•• Considerazioni culturali sulle pratiche e le istituzioni comunicative. Una proposta per leggere "The Truman Show" (Prof. Juan José García-Noblejas)
Desidero innanzitutto spiegare alcune nozioni che utilizzerò in questa relazione, in modo che tutti quanti possiamo trarre il massimo profitto da questa sessione accademica.
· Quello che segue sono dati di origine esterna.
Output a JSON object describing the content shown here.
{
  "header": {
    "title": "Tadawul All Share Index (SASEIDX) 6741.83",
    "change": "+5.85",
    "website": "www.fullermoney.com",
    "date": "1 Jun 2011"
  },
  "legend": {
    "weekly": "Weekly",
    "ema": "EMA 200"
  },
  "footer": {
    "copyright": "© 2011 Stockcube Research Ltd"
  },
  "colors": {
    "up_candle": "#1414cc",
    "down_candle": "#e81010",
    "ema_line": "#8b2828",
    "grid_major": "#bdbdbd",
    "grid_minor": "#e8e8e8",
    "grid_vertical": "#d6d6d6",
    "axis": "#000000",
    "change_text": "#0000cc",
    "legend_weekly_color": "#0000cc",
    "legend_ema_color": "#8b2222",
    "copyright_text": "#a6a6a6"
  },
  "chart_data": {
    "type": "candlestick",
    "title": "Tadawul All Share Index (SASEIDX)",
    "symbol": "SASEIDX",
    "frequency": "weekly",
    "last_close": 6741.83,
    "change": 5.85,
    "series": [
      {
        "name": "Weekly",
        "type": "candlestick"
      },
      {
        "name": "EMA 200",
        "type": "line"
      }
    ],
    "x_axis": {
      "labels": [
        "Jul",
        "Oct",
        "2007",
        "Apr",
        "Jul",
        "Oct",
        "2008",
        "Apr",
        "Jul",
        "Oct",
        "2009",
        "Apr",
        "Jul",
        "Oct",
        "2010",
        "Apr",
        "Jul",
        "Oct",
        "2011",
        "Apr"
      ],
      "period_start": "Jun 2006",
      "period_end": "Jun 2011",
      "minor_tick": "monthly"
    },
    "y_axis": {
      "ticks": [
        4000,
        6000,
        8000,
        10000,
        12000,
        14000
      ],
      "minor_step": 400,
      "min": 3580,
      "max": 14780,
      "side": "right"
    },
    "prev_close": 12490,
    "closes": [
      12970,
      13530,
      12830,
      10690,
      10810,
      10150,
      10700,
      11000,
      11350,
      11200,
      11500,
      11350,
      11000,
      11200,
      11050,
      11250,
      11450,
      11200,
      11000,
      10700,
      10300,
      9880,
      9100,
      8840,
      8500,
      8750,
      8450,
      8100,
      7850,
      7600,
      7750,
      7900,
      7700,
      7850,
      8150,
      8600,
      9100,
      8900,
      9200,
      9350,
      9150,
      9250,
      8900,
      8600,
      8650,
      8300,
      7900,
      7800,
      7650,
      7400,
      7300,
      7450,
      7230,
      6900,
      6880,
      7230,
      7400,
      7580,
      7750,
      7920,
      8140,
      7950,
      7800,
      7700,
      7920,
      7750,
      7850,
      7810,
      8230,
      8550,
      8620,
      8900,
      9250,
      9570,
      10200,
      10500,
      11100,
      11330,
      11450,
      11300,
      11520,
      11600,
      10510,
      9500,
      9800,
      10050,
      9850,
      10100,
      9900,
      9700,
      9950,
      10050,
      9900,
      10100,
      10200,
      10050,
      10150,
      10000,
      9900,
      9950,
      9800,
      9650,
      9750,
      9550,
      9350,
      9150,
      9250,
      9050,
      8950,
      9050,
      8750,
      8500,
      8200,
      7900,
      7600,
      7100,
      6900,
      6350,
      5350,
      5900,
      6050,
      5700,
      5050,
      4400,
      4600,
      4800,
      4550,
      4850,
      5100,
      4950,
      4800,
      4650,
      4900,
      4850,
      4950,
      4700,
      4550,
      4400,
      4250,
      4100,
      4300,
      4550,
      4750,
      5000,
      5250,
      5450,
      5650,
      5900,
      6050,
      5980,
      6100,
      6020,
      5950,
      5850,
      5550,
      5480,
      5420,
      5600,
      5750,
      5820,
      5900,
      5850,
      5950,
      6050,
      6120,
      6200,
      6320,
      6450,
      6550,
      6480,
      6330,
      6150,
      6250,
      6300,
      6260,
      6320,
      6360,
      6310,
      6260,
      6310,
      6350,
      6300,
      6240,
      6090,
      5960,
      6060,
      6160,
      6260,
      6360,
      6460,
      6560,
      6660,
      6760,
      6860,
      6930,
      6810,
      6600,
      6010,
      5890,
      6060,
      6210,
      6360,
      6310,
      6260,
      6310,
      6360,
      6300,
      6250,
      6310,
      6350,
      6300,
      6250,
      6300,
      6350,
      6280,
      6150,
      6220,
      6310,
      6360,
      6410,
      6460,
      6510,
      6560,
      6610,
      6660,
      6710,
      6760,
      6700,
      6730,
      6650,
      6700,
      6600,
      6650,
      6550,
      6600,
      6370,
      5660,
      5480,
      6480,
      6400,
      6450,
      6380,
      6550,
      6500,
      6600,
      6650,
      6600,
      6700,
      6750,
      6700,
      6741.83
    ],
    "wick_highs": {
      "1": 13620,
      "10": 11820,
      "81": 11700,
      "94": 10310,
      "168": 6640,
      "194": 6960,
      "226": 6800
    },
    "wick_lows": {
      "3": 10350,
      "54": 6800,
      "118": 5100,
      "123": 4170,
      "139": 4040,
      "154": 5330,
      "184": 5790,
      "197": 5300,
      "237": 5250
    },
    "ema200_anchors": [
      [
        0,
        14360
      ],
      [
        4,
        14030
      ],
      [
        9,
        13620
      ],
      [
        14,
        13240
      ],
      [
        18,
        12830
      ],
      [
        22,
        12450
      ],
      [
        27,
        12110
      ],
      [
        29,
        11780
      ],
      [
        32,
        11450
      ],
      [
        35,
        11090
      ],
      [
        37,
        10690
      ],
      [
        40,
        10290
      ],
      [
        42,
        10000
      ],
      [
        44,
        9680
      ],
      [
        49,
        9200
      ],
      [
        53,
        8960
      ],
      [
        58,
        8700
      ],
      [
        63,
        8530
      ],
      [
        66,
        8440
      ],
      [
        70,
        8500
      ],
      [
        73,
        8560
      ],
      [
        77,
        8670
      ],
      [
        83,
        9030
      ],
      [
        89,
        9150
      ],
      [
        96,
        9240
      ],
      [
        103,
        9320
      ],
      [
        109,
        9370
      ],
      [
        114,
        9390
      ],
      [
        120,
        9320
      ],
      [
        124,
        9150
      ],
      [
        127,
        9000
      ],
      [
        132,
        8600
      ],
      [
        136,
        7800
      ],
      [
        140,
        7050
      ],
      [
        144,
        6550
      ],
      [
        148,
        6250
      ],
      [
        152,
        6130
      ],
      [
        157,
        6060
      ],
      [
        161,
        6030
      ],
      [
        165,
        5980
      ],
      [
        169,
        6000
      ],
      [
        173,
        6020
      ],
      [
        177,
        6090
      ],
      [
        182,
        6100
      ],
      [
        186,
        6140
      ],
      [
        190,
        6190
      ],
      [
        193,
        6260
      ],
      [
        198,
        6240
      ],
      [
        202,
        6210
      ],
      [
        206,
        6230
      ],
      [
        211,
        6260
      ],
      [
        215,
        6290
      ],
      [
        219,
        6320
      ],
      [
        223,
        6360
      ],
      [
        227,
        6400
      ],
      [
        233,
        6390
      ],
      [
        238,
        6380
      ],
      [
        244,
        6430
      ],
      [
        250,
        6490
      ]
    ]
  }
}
Abbiamo visto Truman Show (Peter Weir, 1998) non per fare una sessione di cineforum, ma perché questo film ci serve da supporto per spiegare meglio cosa implichino le pratiche personali di comunicazione pubblica e anche le istituzioni alle quali possono e sogliono essere associate queste pratiche. In concreto, in questo caso, associate con il mondo del cinema.
Secondo Alasdair MacIntyre, "pratica" è ogni azione umana cooperativa e socialmente stabilita, destinata a conseguire gli standars di eccellenza propri di questa medesima attività. Per questo si dice che i beni propri di una pratica sociale (sia un gioco, una scienza o un'arte) sono esclusivamente interni ad essa e a coloro che la praticano: essenzialmente si tratta di virtù, come la giustizia, il coraggio, o l'onestà.
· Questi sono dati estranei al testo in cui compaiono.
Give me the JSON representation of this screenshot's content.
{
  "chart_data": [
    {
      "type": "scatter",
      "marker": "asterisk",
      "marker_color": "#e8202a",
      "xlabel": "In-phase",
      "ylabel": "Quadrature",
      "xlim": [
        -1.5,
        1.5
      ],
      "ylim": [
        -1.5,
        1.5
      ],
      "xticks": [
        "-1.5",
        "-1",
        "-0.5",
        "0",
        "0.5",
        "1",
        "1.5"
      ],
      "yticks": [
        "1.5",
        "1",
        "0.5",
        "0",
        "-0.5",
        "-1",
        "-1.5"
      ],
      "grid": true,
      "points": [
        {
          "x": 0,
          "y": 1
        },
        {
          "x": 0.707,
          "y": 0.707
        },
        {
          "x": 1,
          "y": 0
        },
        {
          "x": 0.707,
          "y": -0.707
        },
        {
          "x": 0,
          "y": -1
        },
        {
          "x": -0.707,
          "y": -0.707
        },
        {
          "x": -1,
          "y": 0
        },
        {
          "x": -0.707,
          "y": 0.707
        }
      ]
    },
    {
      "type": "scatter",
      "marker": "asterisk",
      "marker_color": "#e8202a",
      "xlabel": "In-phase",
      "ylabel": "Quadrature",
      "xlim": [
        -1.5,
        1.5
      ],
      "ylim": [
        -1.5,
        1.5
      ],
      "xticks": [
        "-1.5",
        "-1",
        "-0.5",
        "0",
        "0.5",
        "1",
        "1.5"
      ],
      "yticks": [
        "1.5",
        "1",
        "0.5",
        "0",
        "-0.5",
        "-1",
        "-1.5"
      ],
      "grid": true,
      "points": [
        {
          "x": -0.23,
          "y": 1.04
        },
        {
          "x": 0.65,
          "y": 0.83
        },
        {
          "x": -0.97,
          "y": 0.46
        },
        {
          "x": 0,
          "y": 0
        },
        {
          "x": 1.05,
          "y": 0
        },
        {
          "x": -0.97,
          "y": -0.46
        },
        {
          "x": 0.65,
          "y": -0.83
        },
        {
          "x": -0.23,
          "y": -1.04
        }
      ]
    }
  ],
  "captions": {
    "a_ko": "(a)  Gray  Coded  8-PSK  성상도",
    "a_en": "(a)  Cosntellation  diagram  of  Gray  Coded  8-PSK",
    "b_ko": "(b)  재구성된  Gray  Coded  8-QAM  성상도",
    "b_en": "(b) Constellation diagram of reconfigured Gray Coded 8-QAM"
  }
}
In questo senso, non è "pratica" l'azione di ammucchiare mattoni o di tagliare pietre, mentre invece lo è l'architettura. Entrare in una pratica significa entrare in una tradizione, seguendo coloro che si distinguono al suo interno.Le pratiche non vanno confuse con le istituzioni. Gli scacchi, la fisica e la medicina sono pratiche, però le associazioni di scacchi, i laboratori, le università e gli ospedali sono istituzioni.